Czy Dwight „Generał” Manfredi jest wzorowany na prawdziwym capo mafii?

Nie, Dwight „Generał” Manfredi nie jest oparty na prawdziwym szefowa mafii . Serial opowiada fikcyjną historię i nie jest bezpośrednio inspirowany żadnymi prawdziwymi wydarzeniami. Pomysł przyszedł do współtwórcy Taylora Sheridana, który chciał dodać zachodnie elementy do gatunku dramatów o mafii. W rezultacie serial ma więcej wspólnego z fikcyjnymi serialami niż z rzeczywistością. Co więcej, nie istnieje żaden prawdziwy capo mafii o nazwisku Dwight „Generał” Manfredi. Dlatego można śmiało powiedzieć, że postać Stallone w serialu jest fikcyjnym twórcą.

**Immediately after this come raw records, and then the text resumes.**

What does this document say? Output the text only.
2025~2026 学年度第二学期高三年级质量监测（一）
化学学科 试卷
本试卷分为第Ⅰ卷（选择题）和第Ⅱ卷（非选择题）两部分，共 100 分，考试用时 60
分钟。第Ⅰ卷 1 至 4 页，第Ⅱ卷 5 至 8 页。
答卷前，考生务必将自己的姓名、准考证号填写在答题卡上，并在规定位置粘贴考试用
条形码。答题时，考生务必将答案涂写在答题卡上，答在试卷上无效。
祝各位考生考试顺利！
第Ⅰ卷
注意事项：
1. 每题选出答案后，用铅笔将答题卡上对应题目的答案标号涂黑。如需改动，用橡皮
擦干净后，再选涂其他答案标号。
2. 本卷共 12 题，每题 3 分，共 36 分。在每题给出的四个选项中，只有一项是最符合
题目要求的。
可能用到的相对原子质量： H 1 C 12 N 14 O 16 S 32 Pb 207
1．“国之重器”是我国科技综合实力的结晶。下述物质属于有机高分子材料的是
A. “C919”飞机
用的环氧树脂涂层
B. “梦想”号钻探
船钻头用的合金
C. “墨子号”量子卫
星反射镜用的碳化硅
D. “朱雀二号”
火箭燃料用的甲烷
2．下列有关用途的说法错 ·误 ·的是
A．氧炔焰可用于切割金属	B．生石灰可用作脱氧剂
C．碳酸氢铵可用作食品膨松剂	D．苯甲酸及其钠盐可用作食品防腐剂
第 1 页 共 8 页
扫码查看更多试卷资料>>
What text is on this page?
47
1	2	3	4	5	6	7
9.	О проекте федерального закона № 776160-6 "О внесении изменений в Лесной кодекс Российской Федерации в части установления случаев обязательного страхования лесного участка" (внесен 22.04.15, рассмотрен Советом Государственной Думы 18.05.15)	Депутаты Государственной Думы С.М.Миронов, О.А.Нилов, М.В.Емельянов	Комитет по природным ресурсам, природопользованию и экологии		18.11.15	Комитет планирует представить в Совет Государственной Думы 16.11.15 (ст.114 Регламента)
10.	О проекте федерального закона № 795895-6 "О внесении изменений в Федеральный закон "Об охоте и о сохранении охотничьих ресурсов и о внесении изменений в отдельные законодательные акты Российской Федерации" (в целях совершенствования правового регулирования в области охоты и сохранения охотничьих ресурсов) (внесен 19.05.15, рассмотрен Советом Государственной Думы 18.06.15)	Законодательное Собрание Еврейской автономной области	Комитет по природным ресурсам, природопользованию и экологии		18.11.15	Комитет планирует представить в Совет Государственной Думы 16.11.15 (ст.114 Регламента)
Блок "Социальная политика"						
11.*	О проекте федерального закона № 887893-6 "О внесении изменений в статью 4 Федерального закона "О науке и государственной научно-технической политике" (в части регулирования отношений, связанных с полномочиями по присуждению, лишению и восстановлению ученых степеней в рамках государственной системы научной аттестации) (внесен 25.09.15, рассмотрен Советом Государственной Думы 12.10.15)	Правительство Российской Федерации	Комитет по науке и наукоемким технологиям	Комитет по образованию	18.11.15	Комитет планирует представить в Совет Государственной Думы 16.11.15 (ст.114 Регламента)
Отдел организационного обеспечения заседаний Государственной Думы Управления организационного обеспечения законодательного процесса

Premierowy odcinek serialu, zatytułowany „Go West, Old Man”, wyjaśnia historię kryjącą się za jego imieniem i pseudonimem. Dwight wyjaśnia dwóm klientom baru, że jego rodzice wyemigrowali z Włoch. Kochali generałów wojennych i postanowili nazwać swoje dziecko imieniem „największego” generała wojskowego XX wieku, Dwighta D. Eisenhowera, 34. prezydenta Stanów Zjednoczonych. Eisenhower służył jako generał armii podczas II wojny światowej. W ten sposób Dwight odzyskał przydomek „Generał”.

Źródło zdjęcia: Brian Douglas/Paramount+

Tworząc postać Dwighta, twórcy chcieli stworzyć opowieść o rybach z wody i umieścić szanowanego capo mafii w nieoczekiwanym miejscu. Dlatego zdecydowali się zrootować postać w Tulsie w Oklahomie , gdzie wpływ gangsterów i rodzin przestępczych jest niewielki lub żaden. Dlatego można śmiało powiedzieć, że historia Dwighta nie pokrywa się z żadnym prawdziwym capo mafii.

W wywiadzie Stallone wyjaśnił, w jaki sposób jego postać w serialu odbiega od klasycznej mafijnej formy, która istnieje w gatunku dramatów kryminalnych od dziesięcioleci. „Zawsze chciałem zagrać postać z podziemia, ale w innym wcieleniu” — powiedział Stallone Poczta Nowego Jorku . „Nie zwykły twardziel, ale taki, który jest prawie czarujący. W razie potrzeby ma stronę gangsterską, ale jest bardziej organizatorem, kimś, kogo nazywamy „generałem”, w przeciwieństwie do sierżanta zbrojnego – dodał.

Stallone dodał również, że dodał trochę człowieczeństwa do historii postaci i przyjął bardziej komediowe podejście do materiału, aby jego gangsterska postać wyróżniała się na tle gangsterskich tropów ustanowionych w „Chłopcach z ferajny” przez Martina Scorsese i Francisa Forda Capollę w „Ojcu chrzestnym”. Ze słów Stallone można śmiało powiedzieć, że nie czerpał inspiracji z żadnego prawdziwego mafijnego capo, aby opracować tę rolę. Ostatecznie Dwight „Generał” Manfredi w „Królu Tulsy” to porywająca fikcyjna postać, która rzuca wyzwanie pojęciom przedstawiania gangsterów w kulturze popularnej.